The changes were the handiwork of Union Home Minister Amit Shah, who in his recent visit to the southern state, declared that the National Democratic Alliance (NDA) would contest the 2026 elections under the leadership of AIADMK chief Edappadi K. Palaniswami (EPS) and that the two parties would form a coalition government if victorious.


This was a signal of détente after months of visible strain. Central to this détente was the fate of K. Annamalai, the firebrand former IPS officer who, as BJP’s Tamil Nadu president since 2021, had become both a symbol of the party’s grassroots energy and a source of friction with its ally. Annamalai’s combative style, unafraid to criticise AIADMK icons (including a controversial remark about the late J. Jayalalithaa) had alienated senior AIADMK leaders. Matters came to a head in 2023 when the AIADMK quit the NDA, accusing the BJP’s state leadership of disrespect.


Though Amit Shah publicly maintained that Annamalai remained president at the time of the press conference, his symbolic sidelining was hard to miss. Within hours, the BJP announced Nainar Nagendran, the party’s Tirunelveli MLA and current vice-president, as state president of the BJP’s Tamil Nadu unit.


Nagendran’s elevation is not accidental. A former AIADMK minister who crossed over to the BJP in 2017, he is seen as a more conciliatory figure, someone with the credibility to mend bridges. His links to EPS and his measured tone have already reassured allies. Earlier this year, when he declared that there was no need to ‘intimidate’ the AIADMK into an alliance, it was viewed as a coded message to both sides that diplomacy was back in vogue.

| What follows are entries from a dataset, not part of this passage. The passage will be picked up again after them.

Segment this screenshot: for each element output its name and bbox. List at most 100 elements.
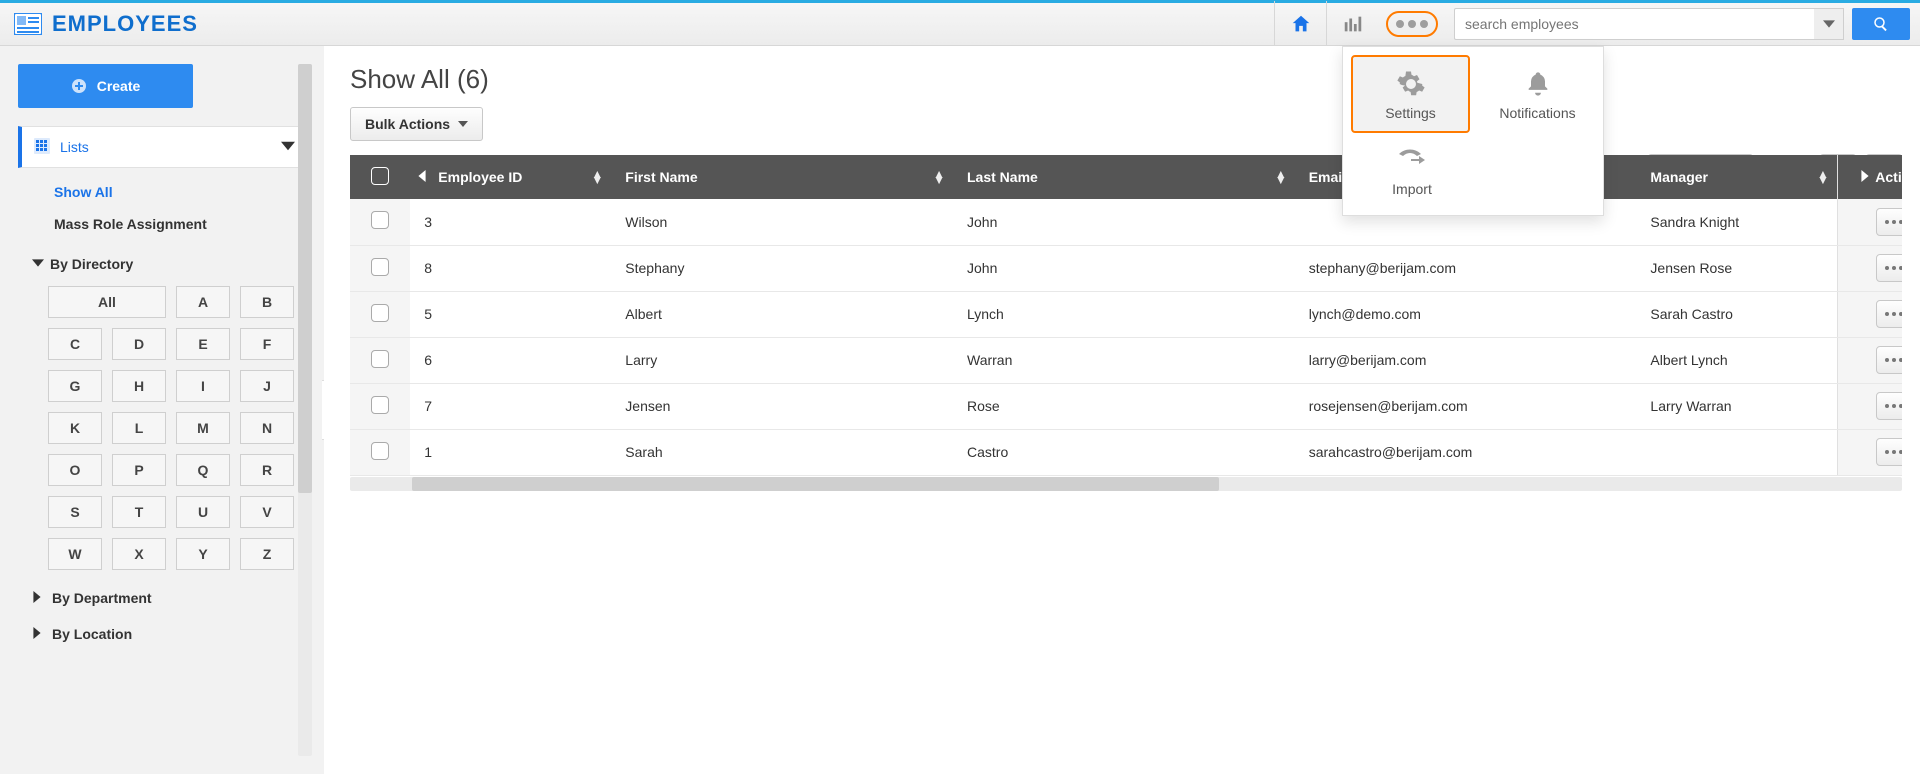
letter-u[interactable]: U <box>176 496 230 528</box>
row-actions-button[interactable] <box>1876 438 1902 466</box>
row-select[interactable] <box>350 199 410 245</box>
sort-icon: ▲▼ <box>1817 171 1829 183</box>
search-input[interactable] <box>1454 8 1814 40</box>
cell-actions <box>1837 199 1902 245</box>
col-manager-label: Manager <box>1650 169 1708 185</box>
cell-id: 3 <box>410 199 611 245</box>
cell-manager: Albert Lynch <box>1636 337 1837 383</box>
letter-j[interactable]: J <box>240 370 294 402</box>
search-filter-dropdown[interactable] <box>1814 8 1844 40</box>
letter-n[interactable]: N <box>240 412 294 444</box>
bulk-actions-button[interactable]: Bulk Actions <box>350 107 483 141</box>
checkbox-icon <box>371 211 389 229</box>
table-hscroll[interactable] <box>350 477 1902 491</box>
create-button[interactable]: Create <box>18 64 193 108</box>
letter-e[interactable]: E <box>176 328 230 360</box>
row-select[interactable] <box>350 383 410 429</box>
import-icon <box>1397 143 1427 177</box>
letter-i[interactable]: I <box>176 370 230 402</box>
row-select[interactable] <box>350 291 410 337</box>
row-select[interactable] <box>350 337 410 383</box>
by-directory-label: By Directory <box>50 256 133 272</box>
letter-m[interactable]: M <box>176 412 230 444</box>
cell-last: Castro <box>953 429 1295 475</box>
letter-o[interactable]: O <box>48 454 102 486</box>
dropdown-notifications[interactable]: Notifications <box>1480 55 1595 133</box>
row-actions-button[interactable] <box>1876 346 1902 374</box>
letter-p[interactable]: P <box>112 454 166 486</box>
col-last-name[interactable]: Last Name▲▼ <box>953 155 1295 199</box>
letter-f[interactable]: F <box>240 328 294 360</box>
gear-icon <box>1396 67 1426 101</box>
dropdown-settings[interactable]: Settings <box>1351 55 1470 133</box>
bulk-actions-label: Bulk Actions <box>365 116 450 132</box>
letter-x[interactable]: X <box>112 538 166 570</box>
sidebar-show-all[interactable]: Show All <box>54 176 308 208</box>
cell-first: Jensen <box>611 383 953 429</box>
by-directory-toggle[interactable]: By Directory <box>18 248 308 276</box>
letter-l[interactable]: L <box>112 412 166 444</box>
letter-h[interactable]: H <box>112 370 166 402</box>
row-actions-button[interactable] <box>1876 392 1902 420</box>
col-actions: Actions <box>1837 155 1902 199</box>
letter-y[interactable]: Y <box>176 538 230 570</box>
letter-d[interactable]: D <box>112 328 166 360</box>
letter-r[interactable]: R <box>240 454 294 486</box>
cell-manager <box>1636 429 1837 475</box>
checkbox-icon <box>371 167 389 185</box>
col-select-all[interactable] <box>350 155 410 199</box>
dropdown-import[interactable]: Import <box>1351 133 1473 207</box>
checkbox-icon <box>371 304 389 322</box>
letter-z[interactable]: Z <box>240 538 294 570</box>
letter-v[interactable]: V <box>240 496 294 528</box>
letter-a[interactable]: A <box>176 286 230 318</box>
letter-s[interactable]: S <box>48 496 102 528</box>
col-email-label: Email <box>1309 169 1346 185</box>
cell-manager: Larry Warran <box>1636 383 1837 429</box>
checkbox-icon <box>371 442 389 460</box>
search-wrap <box>1454 1 1910 47</box>
more-menu-button[interactable] <box>1386 11 1438 37</box>
row-select[interactable] <box>350 245 410 291</box>
col-first-name[interactable]: First Name▲▼ <box>611 155 953 199</box>
letter-c[interactable]: C <box>48 328 102 360</box>
col-employee-id[interactable]: Employee ID ▲▼ <box>410 155 611 199</box>
table-row: 1SarahCastrosarahcastro@berijam.com <box>350 429 1902 475</box>
checkbox-icon <box>371 350 389 368</box>
table-row: 3WilsonJohnSandra Knight <box>350 199 1902 245</box>
letter-b[interactable]: B <box>240 286 294 318</box>
table-wrap: Employee ID ▲▼ First Name▲▼ Last Name▲▼ … <box>350 155 1902 491</box>
cell-actions <box>1837 337 1902 383</box>
col-manager[interactable]: Manager ▲▼ <box>1636 155 1837 199</box>
letter-g[interactable]: G <box>48 370 102 402</box>
sort-icon: ▲▼ <box>1275 171 1287 183</box>
letter-k[interactable]: K <box>48 412 102 444</box>
letter-w[interactable]: W <box>48 538 102 570</box>
letter-all[interactable]: All <box>48 286 166 318</box>
sidebar-scrollbar[interactable] <box>298 64 312 756</box>
nav-lists[interactable]: Lists <box>18 126 308 168</box>
cell-actions <box>1837 291 1902 337</box>
row-actions-button[interactable] <box>1876 254 1902 282</box>
checkbox-icon <box>371 396 389 414</box>
search-button[interactable] <box>1852 8 1910 40</box>
cell-id: 7 <box>410 383 611 429</box>
analytics-button[interactable] <box>1326 1 1378 47</box>
chevron-right-icon <box>32 626 42 642</box>
dropdown-import-label: Import <box>1392 181 1432 197</box>
by-department-toggle[interactable]: By Department <box>18 578 308 614</box>
by-location-toggle[interactable]: By Location <box>18 614 308 650</box>
letter-q[interactable]: Q <box>176 454 230 486</box>
dropdown-notifications-label: Notifications <box>1499 105 1575 121</box>
sidebar-container: Create Lists Show All Mass Role Assignme… <box>0 46 324 774</box>
row-actions-button[interactable] <box>1876 300 1902 328</box>
cell-id: 5 <box>410 291 611 337</box>
sidebar-mass-role[interactable]: Mass Role Assignment <box>54 208 308 240</box>
row-actions-button[interactable] <box>1876 208 1902 236</box>
by-department-label: By Department <box>52 590 152 606</box>
cell-email: rosejensen@berijam.com <box>1295 383 1637 429</box>
row-select[interactable] <box>350 429 410 475</box>
create-label: Create <box>97 78 141 94</box>
letter-t[interactable]: T <box>112 496 166 528</box>
home-button[interactable] <box>1274 1 1326 47</box>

This leadership recalibration is also an admission by the BJP high command that its solo strategy in Tamil Nadu has reached its limits. Despite Annamalai’s high-decibel campaigns and impressive visibility, the BJP failed to make significant electoral gains. In the 2021 Assembly elections, it won only four seats in alliance with the AIADMK. In the 2024 Lok Sabha polls, the parties went separate ways and the DMK-led alliance swept the state.


Shah’s remarks made it clear that the BJP would fight the upcoming elections under Narendra Modi’s leadership at the Centre and EPS’s at the state level. This dual-leadership model offers the AIADMK the primacy it desires in Tamil Nadu, while preserving the BJP’s role as a national umbrella. The two parties, Shah said, would craft a common minimum programme and go village-to-village highlighting the corruption of the DMK government, which he alleged was mired in scams.


Notably, Shah insisted that the AIADMK had placed “no conditions” on the alliance. But party insiders acknowledge that EPS made Annamalai’s removal a tacit prerequisite for rapprochement. By crafting Annamalai’s exit as an elevation to the party’s “national framework,” the BJP preserved his dignity while mollifying its ally. Shah’s diplomacy was equally deft in refusing to be drawn into discussions about expelled AIADMK leaders like O. Panneerselvam or T.T.V. Dhinakaran, saying such matters were internal to the party.


Still, the alliance is not without its risks. Nagendran’s ability to balance the BJP’s ambitions with the AIADMK’s sensitivities will be tested in the months to come. Meanwhile, EPS, now firmly back in the driver’s seat, must convince voters that his alliance with the BJP is a principled stand against DMK corruption, not an opportunistic recalibration.


The road to Fort St. George is long and fraught. But for now, Tamil Nadu’s saffron alliance is back on the rails.